İzmir Gemi Söküm Koordinasyon Grubu, Aliağa’daki tesislerin çevre ve halk sağlığı ihmalleriyle çalıştığını belirtti. Usulsüzlükler, izin ve denetim eksikliği vurgu yapıldı.

İzmir Gemi Söküm Koordinasyon Grubu, Aliağa’daki gemi söküm tesisleriyle ilgili düzenlenen basın toplantısında açıklamalarda bulundu. Toplantı, İzmir Tabip Odası’nda gerçekleştirildi ve açıklamayı İzmir Gemi Söküm Koordinasyon Grubu adına Çevre Mühendisleri Odası İzmir Şubesi Teknik Sorumlusu Selma Akdoğan okudu.
Akdoğan, Türkiye’nin bir atık çöplüğü haline gelmesine karşı mücadele edeceklerini ifade etti. Gemi söküm tesislerinin ÇED muafiyeti, iş cinayetleri, çevre ve halk sağlığı ihmalleriyle çalışmaya devam ettiğini belirtti. Aliağa’da takılan usulsüzlükler, izin ve rapor eksiklikleri, uygunsuz çalışma koşulları, yetersiz denetim ve alınmayan çevresel önlemlerle birlikte çevre ve halk sağlığının tehdit altında olduğunu vurguladı. Ayrıca, söküm süreçlerinin ulusal mevzuat ve denetim eksiklikleri, atık ithalatı ve bölgedeki mevcut çevresel sorunlarla birlikte ele alınması gerektiğine dikkat çekti.
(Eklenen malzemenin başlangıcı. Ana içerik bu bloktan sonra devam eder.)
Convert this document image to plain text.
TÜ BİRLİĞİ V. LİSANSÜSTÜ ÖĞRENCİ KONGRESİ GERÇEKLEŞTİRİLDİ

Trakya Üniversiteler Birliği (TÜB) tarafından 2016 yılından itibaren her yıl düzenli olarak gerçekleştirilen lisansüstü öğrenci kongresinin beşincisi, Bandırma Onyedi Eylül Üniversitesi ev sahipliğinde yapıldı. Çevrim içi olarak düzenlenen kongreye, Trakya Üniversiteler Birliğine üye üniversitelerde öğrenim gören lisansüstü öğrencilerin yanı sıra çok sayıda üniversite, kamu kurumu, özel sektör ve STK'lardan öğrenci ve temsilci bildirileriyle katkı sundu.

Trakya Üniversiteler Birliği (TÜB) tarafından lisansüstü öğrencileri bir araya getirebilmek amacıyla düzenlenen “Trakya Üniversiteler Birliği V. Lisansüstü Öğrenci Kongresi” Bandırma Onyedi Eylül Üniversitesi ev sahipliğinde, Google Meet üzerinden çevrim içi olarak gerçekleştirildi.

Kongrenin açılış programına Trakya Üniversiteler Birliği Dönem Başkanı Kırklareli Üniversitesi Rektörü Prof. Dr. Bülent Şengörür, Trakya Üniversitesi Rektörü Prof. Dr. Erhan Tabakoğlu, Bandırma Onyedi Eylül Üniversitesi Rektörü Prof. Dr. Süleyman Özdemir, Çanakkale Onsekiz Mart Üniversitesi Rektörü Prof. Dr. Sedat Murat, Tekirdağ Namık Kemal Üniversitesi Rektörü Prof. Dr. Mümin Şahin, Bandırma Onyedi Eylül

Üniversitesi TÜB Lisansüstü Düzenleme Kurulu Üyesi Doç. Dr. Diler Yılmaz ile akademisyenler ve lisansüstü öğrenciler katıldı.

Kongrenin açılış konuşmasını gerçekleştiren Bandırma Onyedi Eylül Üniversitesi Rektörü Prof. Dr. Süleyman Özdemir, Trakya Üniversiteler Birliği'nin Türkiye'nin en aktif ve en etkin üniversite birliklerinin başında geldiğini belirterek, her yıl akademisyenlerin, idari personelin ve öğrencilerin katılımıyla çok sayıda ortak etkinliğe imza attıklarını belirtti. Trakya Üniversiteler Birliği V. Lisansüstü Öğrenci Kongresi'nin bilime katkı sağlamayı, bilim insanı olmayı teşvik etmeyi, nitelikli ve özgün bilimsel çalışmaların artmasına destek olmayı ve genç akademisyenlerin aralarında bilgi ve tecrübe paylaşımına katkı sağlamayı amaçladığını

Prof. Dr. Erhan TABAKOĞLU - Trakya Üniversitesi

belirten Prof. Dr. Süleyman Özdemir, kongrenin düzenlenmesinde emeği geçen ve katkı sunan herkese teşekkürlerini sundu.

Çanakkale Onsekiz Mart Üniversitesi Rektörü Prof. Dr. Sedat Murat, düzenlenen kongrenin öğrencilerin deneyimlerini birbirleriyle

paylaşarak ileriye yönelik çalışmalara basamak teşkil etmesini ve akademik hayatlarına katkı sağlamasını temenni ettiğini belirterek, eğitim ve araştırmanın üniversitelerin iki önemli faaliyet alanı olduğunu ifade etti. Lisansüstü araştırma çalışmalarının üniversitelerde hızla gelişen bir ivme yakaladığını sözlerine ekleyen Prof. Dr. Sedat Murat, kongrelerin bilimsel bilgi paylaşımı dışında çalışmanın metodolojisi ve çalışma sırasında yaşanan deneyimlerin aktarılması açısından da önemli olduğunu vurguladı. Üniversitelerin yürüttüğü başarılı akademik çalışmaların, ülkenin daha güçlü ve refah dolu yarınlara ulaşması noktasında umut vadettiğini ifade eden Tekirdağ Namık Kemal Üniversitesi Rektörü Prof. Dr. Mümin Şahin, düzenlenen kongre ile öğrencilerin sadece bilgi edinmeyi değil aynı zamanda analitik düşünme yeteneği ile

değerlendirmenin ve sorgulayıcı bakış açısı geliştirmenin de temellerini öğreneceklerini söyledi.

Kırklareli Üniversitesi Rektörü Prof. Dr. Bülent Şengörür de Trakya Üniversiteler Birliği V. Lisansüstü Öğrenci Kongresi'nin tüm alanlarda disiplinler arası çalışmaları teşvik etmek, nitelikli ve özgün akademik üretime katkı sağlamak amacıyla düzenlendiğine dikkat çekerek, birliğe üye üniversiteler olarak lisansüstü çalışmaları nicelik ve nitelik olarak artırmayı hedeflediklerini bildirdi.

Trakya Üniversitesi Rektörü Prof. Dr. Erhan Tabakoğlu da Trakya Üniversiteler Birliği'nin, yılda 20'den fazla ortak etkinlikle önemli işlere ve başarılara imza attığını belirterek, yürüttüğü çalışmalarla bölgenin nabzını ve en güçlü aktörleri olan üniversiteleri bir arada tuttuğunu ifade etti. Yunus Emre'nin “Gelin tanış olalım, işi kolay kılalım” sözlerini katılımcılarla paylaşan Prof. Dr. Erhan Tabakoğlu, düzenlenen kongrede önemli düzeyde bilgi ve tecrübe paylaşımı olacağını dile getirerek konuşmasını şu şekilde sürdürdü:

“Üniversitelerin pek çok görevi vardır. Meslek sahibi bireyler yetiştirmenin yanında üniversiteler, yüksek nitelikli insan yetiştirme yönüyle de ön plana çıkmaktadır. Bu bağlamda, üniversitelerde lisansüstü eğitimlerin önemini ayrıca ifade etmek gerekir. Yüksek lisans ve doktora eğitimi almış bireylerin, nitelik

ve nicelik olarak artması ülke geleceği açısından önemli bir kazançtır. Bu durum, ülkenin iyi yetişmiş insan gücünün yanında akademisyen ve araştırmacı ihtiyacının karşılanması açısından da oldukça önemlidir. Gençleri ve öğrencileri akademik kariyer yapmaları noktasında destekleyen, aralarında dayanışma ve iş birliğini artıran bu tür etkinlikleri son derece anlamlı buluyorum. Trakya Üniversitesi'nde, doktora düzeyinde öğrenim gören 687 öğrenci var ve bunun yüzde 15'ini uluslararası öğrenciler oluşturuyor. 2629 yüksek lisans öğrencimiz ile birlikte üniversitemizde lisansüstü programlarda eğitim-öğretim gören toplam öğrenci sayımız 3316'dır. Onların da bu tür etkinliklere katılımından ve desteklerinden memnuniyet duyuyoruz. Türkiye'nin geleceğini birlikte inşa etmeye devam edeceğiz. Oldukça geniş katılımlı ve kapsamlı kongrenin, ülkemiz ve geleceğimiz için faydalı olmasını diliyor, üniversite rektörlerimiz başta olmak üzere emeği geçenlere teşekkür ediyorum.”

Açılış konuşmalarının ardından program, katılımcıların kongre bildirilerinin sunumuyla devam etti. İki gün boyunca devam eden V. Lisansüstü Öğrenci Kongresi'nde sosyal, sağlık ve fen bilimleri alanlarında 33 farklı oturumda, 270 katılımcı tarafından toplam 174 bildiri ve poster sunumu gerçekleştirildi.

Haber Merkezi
Ulusal ve uluslararası mevzuattaki çifte standartlara karşı mücadele edeceklerini de söyledi.
Erdoğan Şahin, Avrupa Komisyonu’nun kendi ülkelerinde uyguladığı standartları Türkiye’de tam anlamıyla uygulamadığını belirtti. Komisyonların, kendi ülkelerinde kurduğu standartları göz ardı ederek Türkiye’de gemi söküm tesislerine olumlu raporlar verdiğini ve bu durumun Avrupa tarafından dikkate alınmadığını dile getirdi. Şahin, her ülkenin kendi gemisini kendi ülkelerinde sökmesi gerektiğini ve Türkiye’nin asbestli, nükleer atıklı gemilerin söküleceği alan olmaması gerektiğini ifade etti.
İzmir Yaşam Alanları temsilcisi Yasemin Sağlam, ÇED sürecinin halkı korumadığı ve sermaye lehine işlediğini savundu. Sürecin sonunda halkın toplantılarda sermaye yanlısı kararlar aldığını, izin verilmemesi gerektiğini vurguladı. Ayrıca, bu süreçlerin iş cinayetleri ve halk sağlığı açısından risk taşıdığını belirtti. Kimya Mühendisleri Odası İzmir Şube Başkanı Cengiz Toygür, Avrupa ülkelerinde uygulanan kuru havuz sisteminin Türkiye’de de zorunlu hale getirilmesi gerektiğine dikkat çekti. Ülkelere uygun olmayan atık yönetimi uygulamalarından yakınan Toygür, çevre ve iş sağlığı konularında çözümler talep etti. FOÇEP temsilcisi Hakan Barçın, ÇED’in iptal edilmesini eleştirerek rapor alınmasını ve denetimlerin daha ciddi yapılmasını istedi. Barçın, Avrupa’nın kendi kirliliğini başka ülkelere taşıdığını belirtti. İzmir Tabip Odası Şube Sekreteri Seha Yüksel ise Avrupa ülkelerinin kendi çevrelerini koruyup, Türkiye’nin doğasını kirlettiğini ve bunun hastalıklarla sonuçlandığını dile getirdi.